Wednesday, June 12, 2013

Unnamed, unrivaled, and unorthodox

I guessed correctly when I stated that I would be finished with No Name within a week. I couldn't wait until tonight; I had to sit down this morning and finish reading the last 40 pages. If you're interested in classics, No Name was a good read. It reminded me of a female version of Dumas' The Count of Monte Cristo.

The Goodreads description: Determined to regain her rightful inheritance at any cost, Magdalen uses her unconventional beauty and dramatic talent in recklessly pursuing her revenge. Aided by the audacious swindler Captain Wragge, she braves a series of trials leading up to the climactic test: can she trade herself in marriage to the man she loathes?

I'm still working through both I Became a Christian and All I Got Was This Lousy T-Shirt and A Heart for Freedom, though I'm almost finished with the former.

Now I need to figure out what to read before bed! I meant to have a book picked out before finishing No Name but didn't get around to it.

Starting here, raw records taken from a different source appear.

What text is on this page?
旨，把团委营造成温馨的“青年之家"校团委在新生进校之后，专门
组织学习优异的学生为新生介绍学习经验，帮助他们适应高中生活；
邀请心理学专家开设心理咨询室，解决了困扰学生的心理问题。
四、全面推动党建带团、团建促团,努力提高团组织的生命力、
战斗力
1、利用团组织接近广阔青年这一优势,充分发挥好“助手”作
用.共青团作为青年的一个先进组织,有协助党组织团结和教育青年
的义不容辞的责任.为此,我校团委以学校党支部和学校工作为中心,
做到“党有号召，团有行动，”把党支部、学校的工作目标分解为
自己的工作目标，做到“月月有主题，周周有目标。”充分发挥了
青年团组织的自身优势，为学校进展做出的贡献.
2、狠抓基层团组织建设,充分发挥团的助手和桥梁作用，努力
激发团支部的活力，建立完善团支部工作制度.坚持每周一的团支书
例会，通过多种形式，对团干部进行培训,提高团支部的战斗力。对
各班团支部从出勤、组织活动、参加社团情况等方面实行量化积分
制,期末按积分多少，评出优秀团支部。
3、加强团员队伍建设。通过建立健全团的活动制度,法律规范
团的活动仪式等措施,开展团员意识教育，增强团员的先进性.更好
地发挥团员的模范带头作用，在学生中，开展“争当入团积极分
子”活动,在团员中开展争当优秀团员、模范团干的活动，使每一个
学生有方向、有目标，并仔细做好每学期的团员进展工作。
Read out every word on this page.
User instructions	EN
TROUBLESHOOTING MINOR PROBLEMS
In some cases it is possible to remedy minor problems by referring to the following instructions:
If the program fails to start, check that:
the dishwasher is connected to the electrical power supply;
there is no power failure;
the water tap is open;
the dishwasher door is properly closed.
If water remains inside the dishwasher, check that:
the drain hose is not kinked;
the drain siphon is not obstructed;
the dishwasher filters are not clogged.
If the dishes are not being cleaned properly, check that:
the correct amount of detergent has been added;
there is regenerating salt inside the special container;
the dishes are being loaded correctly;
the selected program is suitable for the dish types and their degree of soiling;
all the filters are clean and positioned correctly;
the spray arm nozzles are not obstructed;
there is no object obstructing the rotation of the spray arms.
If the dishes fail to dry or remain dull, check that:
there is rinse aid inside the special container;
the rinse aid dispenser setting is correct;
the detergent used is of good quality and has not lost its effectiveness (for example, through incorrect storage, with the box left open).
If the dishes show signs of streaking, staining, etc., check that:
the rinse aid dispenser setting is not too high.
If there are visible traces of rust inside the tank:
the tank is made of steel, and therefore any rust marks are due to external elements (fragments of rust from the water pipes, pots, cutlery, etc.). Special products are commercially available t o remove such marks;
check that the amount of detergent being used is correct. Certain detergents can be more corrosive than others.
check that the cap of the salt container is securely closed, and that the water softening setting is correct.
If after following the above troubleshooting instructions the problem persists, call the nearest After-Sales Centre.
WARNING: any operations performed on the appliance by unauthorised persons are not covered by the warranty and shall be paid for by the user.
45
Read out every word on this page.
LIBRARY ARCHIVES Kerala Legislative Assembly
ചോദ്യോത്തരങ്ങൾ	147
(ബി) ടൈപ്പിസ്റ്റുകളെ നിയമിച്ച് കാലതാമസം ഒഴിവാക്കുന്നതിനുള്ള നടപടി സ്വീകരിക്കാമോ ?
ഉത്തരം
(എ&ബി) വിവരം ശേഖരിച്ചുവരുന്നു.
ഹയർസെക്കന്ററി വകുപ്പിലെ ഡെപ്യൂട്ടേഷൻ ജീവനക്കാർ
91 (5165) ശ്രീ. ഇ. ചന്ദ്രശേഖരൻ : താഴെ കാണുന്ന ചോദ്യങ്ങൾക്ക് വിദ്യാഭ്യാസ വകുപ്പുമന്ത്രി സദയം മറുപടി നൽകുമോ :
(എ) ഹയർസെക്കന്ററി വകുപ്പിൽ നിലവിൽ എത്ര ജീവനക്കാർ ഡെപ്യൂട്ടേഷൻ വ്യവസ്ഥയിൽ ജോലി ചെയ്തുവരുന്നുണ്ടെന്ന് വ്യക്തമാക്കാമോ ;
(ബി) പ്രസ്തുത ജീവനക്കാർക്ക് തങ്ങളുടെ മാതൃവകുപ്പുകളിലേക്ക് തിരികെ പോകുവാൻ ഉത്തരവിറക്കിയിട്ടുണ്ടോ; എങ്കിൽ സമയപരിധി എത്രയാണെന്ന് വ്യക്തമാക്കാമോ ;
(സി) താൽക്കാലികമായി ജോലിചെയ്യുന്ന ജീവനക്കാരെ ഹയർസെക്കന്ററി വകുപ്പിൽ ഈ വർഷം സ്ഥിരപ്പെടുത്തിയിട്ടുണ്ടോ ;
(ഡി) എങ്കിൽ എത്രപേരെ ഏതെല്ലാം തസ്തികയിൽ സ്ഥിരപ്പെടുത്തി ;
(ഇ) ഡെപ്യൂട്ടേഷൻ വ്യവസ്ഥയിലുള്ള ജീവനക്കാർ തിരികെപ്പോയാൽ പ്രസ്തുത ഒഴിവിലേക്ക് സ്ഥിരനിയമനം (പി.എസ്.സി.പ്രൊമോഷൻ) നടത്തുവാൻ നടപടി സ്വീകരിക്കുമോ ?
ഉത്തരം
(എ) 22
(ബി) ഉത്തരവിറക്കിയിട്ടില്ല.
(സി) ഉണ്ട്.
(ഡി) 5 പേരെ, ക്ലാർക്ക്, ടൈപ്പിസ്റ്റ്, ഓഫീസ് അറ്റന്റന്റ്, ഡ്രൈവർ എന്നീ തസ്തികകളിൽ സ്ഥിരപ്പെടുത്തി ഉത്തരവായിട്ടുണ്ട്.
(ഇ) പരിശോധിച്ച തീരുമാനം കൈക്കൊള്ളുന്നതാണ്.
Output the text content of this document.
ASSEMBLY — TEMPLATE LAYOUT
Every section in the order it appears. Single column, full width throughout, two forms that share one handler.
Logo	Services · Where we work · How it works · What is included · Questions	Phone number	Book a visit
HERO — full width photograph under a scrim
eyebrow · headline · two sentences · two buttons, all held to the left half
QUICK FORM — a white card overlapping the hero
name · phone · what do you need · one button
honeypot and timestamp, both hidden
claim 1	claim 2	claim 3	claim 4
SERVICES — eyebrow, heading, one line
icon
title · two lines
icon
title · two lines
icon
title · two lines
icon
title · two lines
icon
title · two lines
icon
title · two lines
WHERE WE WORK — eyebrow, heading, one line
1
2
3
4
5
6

I have several Christian novels around the house but those are usually reserved for weekend reading.

Speaking of Christian novels...

I love Siri Mitchell's books and am always eager for the next publication. Normally, her books are historically well researched, contain believable character development, and tell a great story. Unrivaled is Mitchell's latest novel and it contains only one of these characteristics: research. The novel is rich in historical detail but falls short in other ways.

Goodreads description: Lucy Kendall always assumed she'd help her father in his candy-making business, creating recipes and aiding him in their shared passion. But after a year traveling in Europe, Lucy returns to 1910 St. Louis to find her father unwell and her mother planning to sell the struggling candy company. Determined to help, Lucy vows to create a candy that will reverse their fortunes.
St. Louis newcomer Charlie Clarke is determined to help his father dominate the nation's candy industry. Compromise is not an option when the prize is a father's approval, and falling in love with a business rival is a recipe for disaster when only one company can win. Will these two star-crossed lovers let a competition that turns less than friendly sour their dreams?

Doesn't it sound sweet? It's a bit too sweet and left me feeling in need of substance. You can probably guess the ending based on the description above but the novel doesn't contain enough surprises to make the telling more than a light beach read. Hopefully Mitchell returns with one of her more traditional novels!

Thank you to Bethany House for providing the novel in exchange for an honest review. All thoughts are my own.

1 comment:

Julie Fukuda said...

I can't even consume sweets at the speed you read! I saw some reviews on good reads of something I had read and was surprised at the variety of remarks pro and con.